Darcy Hagerman, a well-established Toronto yoga teacher and owner of multiple studios, asked her husband, Ian Smith, a commercial real estate agent, “If you could live anywhere and do anything without the constraints of education and finances what would you do?”
“I would live near Collingwood and run a distillery,” said Smith. “I love marketing and I think it would be an ironic and neat angle because I don’t drink.”
Fast forward to March 2023, Hagerman and Smith are living on a 50-acre property in the Beaver Valley and are en route to the airport to fly to Florida for March Break when Smith sees a Sotheby’s no-reserve auction sign going into the ground at Spy.
“A no-reserve auction essentially means the item will be sold regardless of price. We had seen the property go on sale in November but couldn’t figure it out financially. Now it appeared the market had cooled down,” says Smith.
Game on!
Smith and Hagerman spent the next nine days in Florida in a nail-biting race to get all the paperwork lined up to put in their bid. The day they were leaving, it was all up to the cider fairies.
“I remember starfishing my body in the pool that morning, staring at the sky and thinking our lives could really change today—or not at all,” says Hagerman. “I recently had had my tarot cards read and was told that at the beginning of Aries season, something big and life-changing was going to happen and to be ready!” On March 21, the beginning of Aries season, the auction for Spy went live at 4 p.m. Hagerman and Smith found out their bid had won at 4:11.
By 4:30, two folks with zero hospitality or distilling experience were on their way back to Canada as the new owners of Spy: a 3,000-square-foot production space, four-season patio, acres of orchards, a two-storey consumer-facing retail shop and tasting room, six 12,000-litre fermentation tanks (some filled with juice), a 12,000-litre carbonation/brite tank, glycol temperature-controlled tanks, and more.
The power of manifestation is remarkable.
So now what? Who was going to use all this fancy equipment to make cider
and spirits?
Enter Martha Lowry, an old family friend who Smith serendipitously remembered he used to babysit. He Googled Lowry and realized she’s revered in the industry, having worked at Dillon’s, Mill Street Brewery and Brickworks Ciderhouse.
“I gave her a call and said, ‘I haven’t talked to you in 20 years but it sounds like you are doing amazing stuff and we just bought a cidery and would love if you could come do the inventory check with us and let us know if we are dumb or crazy.’”
The site visit was a hit. At the time, Lowry and her husband Alastair were gearing up to open a small orchard-to-glass cidery, Woodfolk, utilizing regenerative farming, on their 87-acre property. The Woodfolk project is still in the works but for now Lowry is thrilled to be at Spy because of the amazing orchards, equipment, space and, most importantly, the two big-hearted visionaries, Hagerman and Smith.

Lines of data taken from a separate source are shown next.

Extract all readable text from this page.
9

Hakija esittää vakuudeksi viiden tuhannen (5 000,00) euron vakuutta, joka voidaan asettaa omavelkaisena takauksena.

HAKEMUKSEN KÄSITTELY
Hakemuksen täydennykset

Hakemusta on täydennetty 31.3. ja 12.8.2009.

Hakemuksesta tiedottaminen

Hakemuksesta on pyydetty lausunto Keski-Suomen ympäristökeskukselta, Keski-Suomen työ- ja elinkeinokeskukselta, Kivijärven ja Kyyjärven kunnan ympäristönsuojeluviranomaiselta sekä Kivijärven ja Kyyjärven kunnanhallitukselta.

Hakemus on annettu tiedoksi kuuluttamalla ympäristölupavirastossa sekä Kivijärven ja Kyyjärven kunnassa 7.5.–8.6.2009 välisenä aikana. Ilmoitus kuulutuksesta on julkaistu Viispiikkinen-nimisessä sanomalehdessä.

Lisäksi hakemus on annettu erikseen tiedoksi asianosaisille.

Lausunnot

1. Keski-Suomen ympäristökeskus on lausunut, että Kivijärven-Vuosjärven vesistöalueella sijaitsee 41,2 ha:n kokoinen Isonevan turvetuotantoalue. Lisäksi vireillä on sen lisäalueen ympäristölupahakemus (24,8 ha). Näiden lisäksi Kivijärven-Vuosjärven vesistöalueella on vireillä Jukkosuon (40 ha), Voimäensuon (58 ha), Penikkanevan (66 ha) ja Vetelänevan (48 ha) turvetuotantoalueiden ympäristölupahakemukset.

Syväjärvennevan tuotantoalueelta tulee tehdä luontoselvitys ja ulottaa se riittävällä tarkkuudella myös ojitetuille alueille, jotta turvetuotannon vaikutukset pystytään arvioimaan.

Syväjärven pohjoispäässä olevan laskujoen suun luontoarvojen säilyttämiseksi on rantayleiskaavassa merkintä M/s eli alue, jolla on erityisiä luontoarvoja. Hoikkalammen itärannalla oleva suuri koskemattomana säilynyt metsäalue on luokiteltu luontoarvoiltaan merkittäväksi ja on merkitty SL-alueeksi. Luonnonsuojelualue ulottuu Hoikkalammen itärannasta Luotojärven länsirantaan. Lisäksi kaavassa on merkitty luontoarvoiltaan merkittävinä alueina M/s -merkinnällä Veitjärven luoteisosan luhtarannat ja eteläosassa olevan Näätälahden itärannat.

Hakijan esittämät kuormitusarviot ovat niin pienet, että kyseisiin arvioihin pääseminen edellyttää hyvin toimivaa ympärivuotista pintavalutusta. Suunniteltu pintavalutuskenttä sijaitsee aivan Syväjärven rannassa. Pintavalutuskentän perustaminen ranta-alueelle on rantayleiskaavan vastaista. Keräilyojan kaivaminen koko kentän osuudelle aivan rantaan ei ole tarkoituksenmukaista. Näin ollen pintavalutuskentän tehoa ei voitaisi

“Ian and Darcy are awesome and so community-focused, with a desire to build cool spots for people to come, eat and drink tasty things. They care about connecting with local farmers. I have always been in love with plants, flowers and gardening. Apples got into my blood and the more I learned about their history, flavour and flavour compounds, the more I fell in love. I don’t know any other fruit that has that much variation,” says Lowry.
“The idea of creating a fermented beverage from a Canadian agriculture product utilizing all the different flavours of apples is so exciting.”